The blockchain bears all kinds of potential for improving human systems.
Most often we hear of that potential in reference to financial services and banking systems. But the human arena that could perhaps be most improved by the blockchain is voting.
Over the course of the previous election cycle, talk of fraud, fake news, and “system rigging” was rampant. And for good reason.
Fake news was detrimental. Our existing mechanisms did prove susceptible to outside infection. It became clear to everyone that something needs to change.
And that’s where the blockchain comes in: by moving our voting systems to the blockchain — something several countries and states have experimented with already — we can ameliorate a system exposed as insufficient multiple times over.
The chief benefit of switching our voting systems over to the blockchain is the enhanced level of transparency the blockchain allows for.
The blockchain would — definitively — preclude bad actors from cheating the system. It would make sure people do not vote twice, since we’d have an immutable record of their vote and their identity. And no one would ever be able to delete votes, because, again, the blockchain is immutable. Those charged with counting votes would have a final record of every vote counted that could be checked by regulators or auditors at any time.
On the blockchain, everything is both immutable and verifiable. Also important, however, is the fact that results can be encrypted, which would encourage transparency while at the same time maintaining a crucial sense of privacy.
Results entered and stored on the blockchain are not just immutable and transparent, however — they’re also immediately available.
That means conducting our elections on the blockchain is not only safer but also more efficient.
If you compare this to the way we conduct elections presently, the differences are stark. It currently takes hours and sometimes days to count votes after elections — and sometimes we muddle up the results on account of human or machine error, which of course results in the process taking even longer.
The blockchain, however, offers a reality in which that human error is taken out of the equation and results are counted immediately.
Imagine knowing election results immediately after an election is over. That’s what the blockchain can do.
Our elections consist of more processes and functions than the tallying of votes. When we speak of elections, we must also speak of everything that happens before election day — such as the dissemination and discussion of information and news.
That is perhaps where our voting system was proven to be most vulnerable during this last election cycle. Users on social media sites are to this day exposed regularly to pictures and articles that, to an undiscerning eye, look real. Readers are left to their own devices as far as determining whether or not something is, in fact, authentic.
The blockchain promises to enable us with the power to verify which sources of news are reputable and verifiable.
It can serve as an immutable source of data against which news sources can be checked. If we stored this sort of data on the blockchain, for example, a user on Facebook could look up an author or site they come across and determine whether or not that author or site publishes verifiably true or patently false information. That record would live on the blockchain for all to reference.

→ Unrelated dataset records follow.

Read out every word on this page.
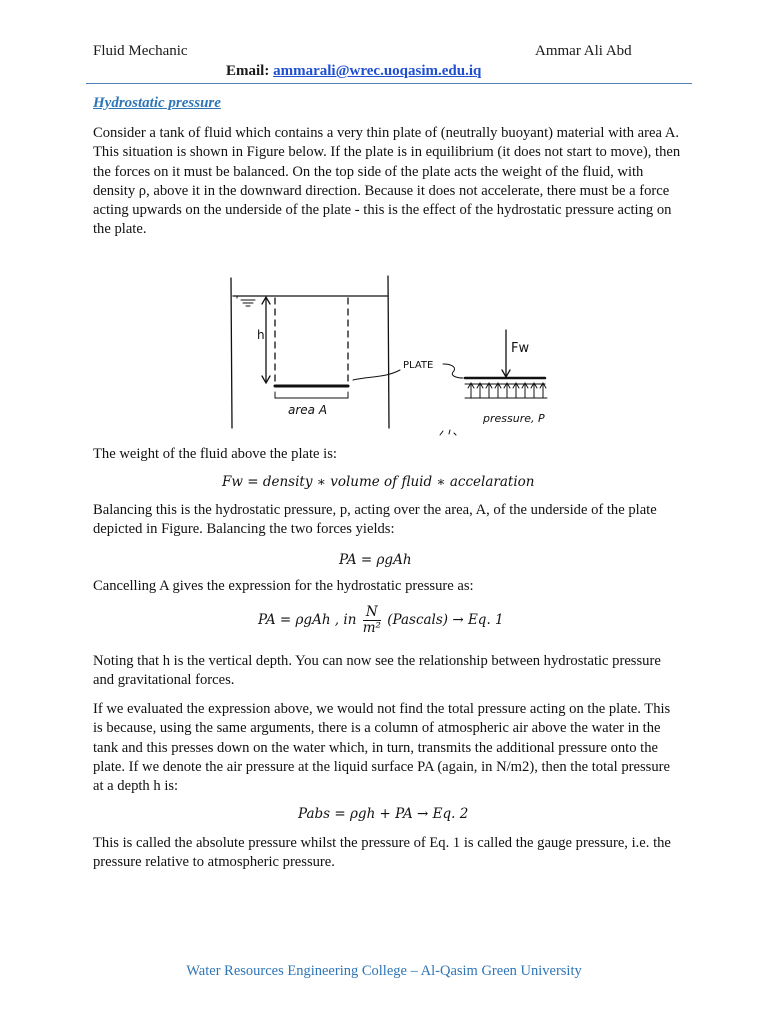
Fluid Mechanic	Ammar Ali Abd
Email: ammarali@wrec.uoqasim.edu.iq
Hydrostatic pressure
Consider a tank of fluid which contains a very thin plate of (neutrally buoyant) material with area A. This situation is shown in Figure below. If the plate is in equilibrium (it does not start to move), then the forces on it must be balanced. On the top side of the plate acts the weight of the fluid, with density ρ, above it in the downward direction. Because it does not accelerate, there must be a force acting upwards on the underside of the plate - this is the effect of the hydrostatic pressure acting on the plate.
h
area A
PLATE
Fw
pressure, P
The weight of the fluid above the plate is:
Fw = density ∗ volume of fluid ∗ accelaration
Balancing this is the hydrostatic pressure, p, acting over the area, A, of the underside of the plate depicted in Figure. Balancing the two forces yields:
PA = ρgAh
Cancelling A gives the expression for the hydrostatic pressure as:
PA = ρgAh , in $\frac{N}{\text{m²}}$ (Pascals) → Eq. 1
Noting that h is the vertical depth. You can now see the relationship between hydrostatic pressure and gravitational forces.
If we evaluated the expression above, we would not find the total pressure acting on the plate. This is because, using the same arguments, there is a column of atmospheric air above the water in the tank and this presses down on the water which, in turn, transmits the additional pressure onto the plate. If we denote the air pressure at the liquid surface PA (again, in N/m2), then the total pressure at a depth h is:
Pabs = ρgh + PA → Eq. 2
This is called the absolute pressure whilst the pressure of Eq. 1 is called the gauge pressure, i.e. the pressure relative to atmospheric pressure.
Water Resources Engineering College – Al-Qasim Green University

Individual articles, even, could be up-voted or down-voted in accordance with whether users can confirm the content is accurate. This, in effect, gives people more tools with which to practice smart social media consumption habits.
What becomes clear is the more you investigate the blockchain as a potential mechanism for governing voting processes, the more you find its application extends further than municipal or public elections.

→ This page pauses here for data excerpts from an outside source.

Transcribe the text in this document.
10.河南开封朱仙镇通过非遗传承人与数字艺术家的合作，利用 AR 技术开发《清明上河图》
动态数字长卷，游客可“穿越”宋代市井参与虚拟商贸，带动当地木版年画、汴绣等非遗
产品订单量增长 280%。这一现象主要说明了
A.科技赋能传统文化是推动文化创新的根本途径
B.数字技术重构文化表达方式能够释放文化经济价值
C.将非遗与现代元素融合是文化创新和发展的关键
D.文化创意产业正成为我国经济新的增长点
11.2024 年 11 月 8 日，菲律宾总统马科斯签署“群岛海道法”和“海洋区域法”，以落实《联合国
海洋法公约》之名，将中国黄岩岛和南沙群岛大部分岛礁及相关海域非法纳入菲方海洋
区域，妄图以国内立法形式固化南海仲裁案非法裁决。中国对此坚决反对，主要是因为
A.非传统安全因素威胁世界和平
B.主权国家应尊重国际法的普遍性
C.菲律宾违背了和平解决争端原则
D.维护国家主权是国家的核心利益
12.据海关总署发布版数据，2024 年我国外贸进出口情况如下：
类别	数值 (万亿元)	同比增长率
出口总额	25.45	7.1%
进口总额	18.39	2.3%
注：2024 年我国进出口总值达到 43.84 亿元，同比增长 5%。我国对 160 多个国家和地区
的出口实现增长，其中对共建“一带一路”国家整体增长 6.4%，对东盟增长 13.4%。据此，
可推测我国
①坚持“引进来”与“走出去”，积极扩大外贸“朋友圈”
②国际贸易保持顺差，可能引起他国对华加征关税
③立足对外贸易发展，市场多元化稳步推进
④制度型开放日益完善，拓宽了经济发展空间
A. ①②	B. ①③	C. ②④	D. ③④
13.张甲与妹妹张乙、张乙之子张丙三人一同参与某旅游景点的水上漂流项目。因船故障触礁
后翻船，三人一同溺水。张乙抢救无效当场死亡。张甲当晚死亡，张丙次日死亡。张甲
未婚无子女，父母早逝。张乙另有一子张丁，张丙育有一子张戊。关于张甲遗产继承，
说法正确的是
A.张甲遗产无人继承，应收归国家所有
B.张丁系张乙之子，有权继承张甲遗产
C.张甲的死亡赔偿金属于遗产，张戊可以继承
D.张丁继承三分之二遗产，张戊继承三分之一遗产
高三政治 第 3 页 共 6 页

Individual companies and organizations could reap the same benefits by utilizing the blockchain internally.
For example, companies could use tokens to grant employees and stakeholders voting rights. The more coins an employee or voter is granted, the more weight their potential vote holds. Granting tokens is also a way to incentivize good behavior, such as consistent accuracy.
Companies like Ethereum are already experimenting with this kind of structure — a structure which, in addition to increasing transparency and efficiency, also diversifies power.
Of course, the blockchain will not prove useful in ameliorating our voting processes unless those in power decide to implement it.
The good news? The technology to make that happen already exists. And we see countries and states around the world experimenting with that technology — hosting elections on the blockchain, using the blockchain to store and track voting data, and verifying news sources by way of a decentralized consensus.
There is more work to be done before this is a reality, sure. But the technology is here. And we know what awaits us should we decide to make transparency, efficiency, and safety a priority: a new future.